MOTIFS Aux termes de l’article L. 3212-1 du code de la santé publique, une personne atteinte de troubles mentaux ne peut faire l’objet de soins psychiatriques sur la décision du directeur d’un établissement mentionné à l’article L. 3222-1 du même code que lorsque les deux conditions suivantes sont réunies : 1° Ses troubles mentaux rendent impossible son consentement ; 2° Son état mental impose des soins immédiats assortis soit d’une surveillance médicale constante justifiant une hospitalisation complète, soit d’une surveillance médicale régulière justifiant une prise en charge sous la forme mentionnée au 2° de l’article L. 3211-2-1.
L’article L. 3211-12-1 du même code dispose que l’hospitalisation complète d’un patient ne peut se poursuivre sans que le juge des libertés et de la détention, préalablement saisi par le directeur de l’établissement, n’ait statué sur cette mesure, avant l’expiration d’un délai de douze jours à compter de l’admission prononcée en application des chapitres II ou III du présent titre ou de l’article L. 3214-3 ou à compter de la décision par laquelle le directeur de l’établissement a modifié la forme de la prise en charge du patient en procédant à son hospitalisation complète.
Il convient encore de rappeler que le juge judiciaire ne peut substituer son avis à celui des médecins quant à l’existence des troubles mentaux et la nécessité de recevoir des soins, et que le juge qui se prononce sur le maintien de l’hospitalisation complète doit apprécier le bien fondé de la mesure au regard des certificats médicaux qui lui sont communiqués.
Sur la poursuite des soins psychiatriques
Il résulte des pièces du dossier, et notamment des deux certificats médicaux initiaux, que [C] [W], patient aux antécédents psychiatriques connus, a été hospitalisée le 20 juin 2024 à la demande de son frère dans un contexte de rupture de suivi et de traitement depuis plusieurs mois. Les certificats médicaux initiaux font état d’un contact froid et superficiel.

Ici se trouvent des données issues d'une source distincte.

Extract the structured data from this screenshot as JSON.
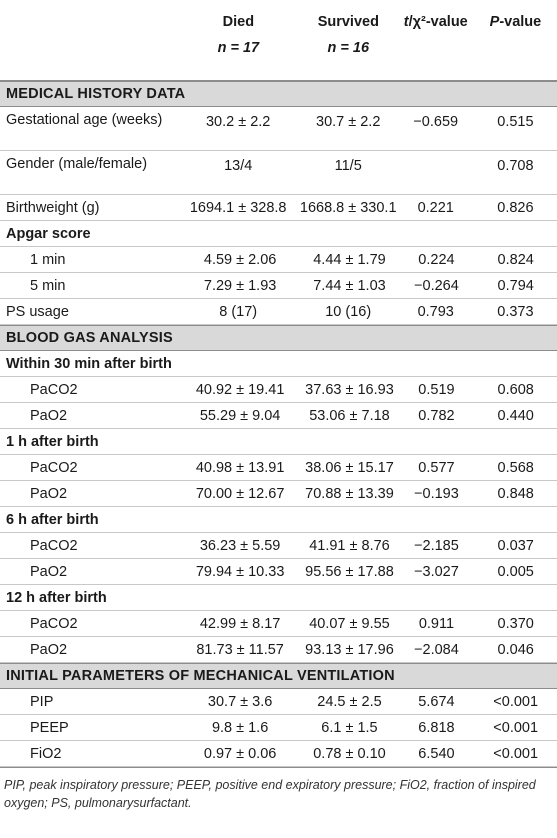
{
  "header": {
    "col1_title": "Died",
    "col1_n": "n = 17",
    "col2_title": "Survived",
    "col2_n": "n = 16",
    "col3": "t/χ²-value",
    "col4": "P-value"
  },
  "sections": {
    "medical": "MEDICAL HISTORY DATA",
    "blood": "BLOOD GAS ANALYSIS",
    "initial": "INITIAL PARAMETERS OF MECHANICAL VENTILATION"
  },
  "medical_rows": [
    {
      "label": "Gestational age (weeks)",
      "died": "30.2 ± 2.2",
      "survived": "30.7 ± 2.2",
      "t": "−0.659",
      "p": "0.515"
    },
    {
      "label": "Gender (male/female)",
      "died": "13/4",
      "survived": "11/5",
      "t": "",
      "p": "0.708"
    },
    {
      "label": "Birthweight (g)",
      "died": "1694.1 ± 328.8",
      "survived": "1668.8 ± 330.1",
      "t": "0.221",
      "p": "0.826"
    }
  ],
  "apgar": {
    "label": "Apgar score",
    "rows": [
      {
        "label": "1 min",
        "died": "4.59 ± 2.06",
        "survived": "4.44 ± 1.79",
        "t": "0.224",
        "p": "0.824"
      },
      {
        "label": "5 min",
        "died": "7.29 ± 1.93",
        "survived": "7.44 ± 1.03",
        "t": "−0.264",
        "p": "0.794"
      }
    ]
  },
  "ps_usage": {
    "label": "PS usage",
    "died": "8 (17)",
    "survived": "10 (16)",
    "t": "0.793",
    "p": "0.373"
  },
  "blood_groups": [
    {
      "label": "Within 30 min after birth",
      "rows": [
        {
          "label": "PaCO2",
          "died": "40.92 ± 19.41",
          "survived": "37.63 ± 16.93",
          "t": "0.519",
          "p": "0.608"
        },
        {
          "label": "PaO2",
          "died": "55.29 ± 9.04",
          "survived": "53.06 ± 7.18",
          "t": "0.782",
          "p": "0.440"
        }
      ]
    },
    {
      "label": "1 h after birth",
      "rows": [
        {
          "label": "PaCO2",
          "died": "40.98 ± 13.91",
          "survived": "38.06 ± 15.17",
          "t": "0.577",
          "p": "0.568"
        },
        {
          "label": "PaO2",
          "died": "70.00 ± 12.67",
          "survived": "70.88 ± 13.39",
          "t": "−0.193",
          "p": "0.848"
        }
      ]
    },
    {
      "label": "6 h after birth",
      "rows": [
        {
          "label": "PaCO2",
          "died": "36.23 ± 5.59",
          "survived": "41.91 ± 8.76",
          "t": "−2.185",
          "p": "0.037"
        },
        {
          "label": "PaO2",
          "died": "79.94 ± 10.33",
          "survived": "95.56 ± 17.88",
          "t": "−3.027",
          "p": "0.005"
        }
      ]
    },
    {
      "label": "12 h after birth",
      "rows": [
        {
          "label": "PaCO2",
          "died": "42.99 ± 8.17",
          "survived": "40.07 ± 9.55",
          "t": "0.911",
          "p": "0.370"
        },
        {
          "label": "PaO2",
          "died": "81.73 ± 11.57",
          "survived": "93.13 ± 17.96",
          "t": "−2.084",
          "p": "0.046"
        }
      ]
    }
  ],
  "initial_rows": [
    {
      "label": "PIP",
      "died": "30.7 ± 3.6",
      "survived": "24.5 ± 2.5",
      "t": "5.674",
      "p": "<0.001"
    },
    {
      "label": "PEEP",
      "died": "9.8 ± 1.6",
      "survived": "6.1 ± 1.5",
      "t": "6.818",
      "p": "<0.001"
    },
    {
      "label": "FiO2",
      "died": "0.97 ± 0.06",
      "survived": "0.78 ± 0.10",
      "t": "6.540",
      "p": "<0.001"
    }
  ],
  "footnote": "PIP, peak inspiratory pressure; PEEP, positive end expiratory pressure; FiO2, fraction of inspired oxygen; PS, pulmonarysurfactant."
}
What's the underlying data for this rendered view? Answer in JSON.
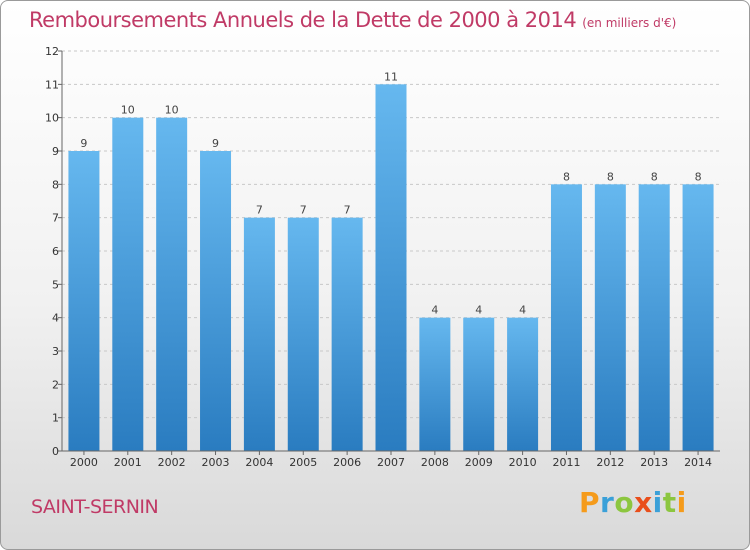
{
  "header": {
    "title": "Remboursements Annuels de la Dette de 2000 à 2014",
    "subtitle": "(en milliers d'€)"
  },
  "footer": {
    "commune": "SAINT-SERNIN",
    "brand": "Proxiti",
    "brand_colors": [
      "#f59b1b",
      "#3aa0d8",
      "#8cc63f",
      "#e94e1b",
      "#3aa0d8",
      "#8cc63f",
      "#f59b1b"
    ]
  },
  "colors": {
    "bar_light": "#66b8ef",
    "bar_dark": "#2a7cc0",
    "title": "#c03a66"
  },
  "chart_data": {
    "type": "bar",
    "categories": [
      "2000",
      "2001",
      "2002",
      "2003",
      "2004",
      "2005",
      "2006",
      "2007",
      "2008",
      "2009",
      "2010",
      "2011",
      "2012",
      "2013",
      "2014"
    ],
    "values": [
      9,
      10,
      10,
      9,
      7,
      7,
      7,
      11,
      4,
      4,
      4,
      8,
      8,
      8,
      8
    ],
    "title": "Remboursements Annuels de la Dette de 2000 à 2014",
    "xlabel": "",
    "ylabel": "",
    "ylim": [
      0,
      12
    ],
    "yticks": [
      0,
      1,
      2,
      3,
      4,
      5,
      6,
      7,
      8,
      9,
      10,
      11,
      12
    ],
    "grid": true,
    "legend": "none"
  }
}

La patiente apparait méfiante et tient un discours qui véhicule un délire polymorphe à thème de grandeur et de persécution.
Les certificats médicaux des 24 et 72 heures constatent que le délire paranoïde à thématique polymorphe demeure et que [C] [W] n’est pas consciente de ses troubles voire les nie. Elle refuse l’hospitalisation.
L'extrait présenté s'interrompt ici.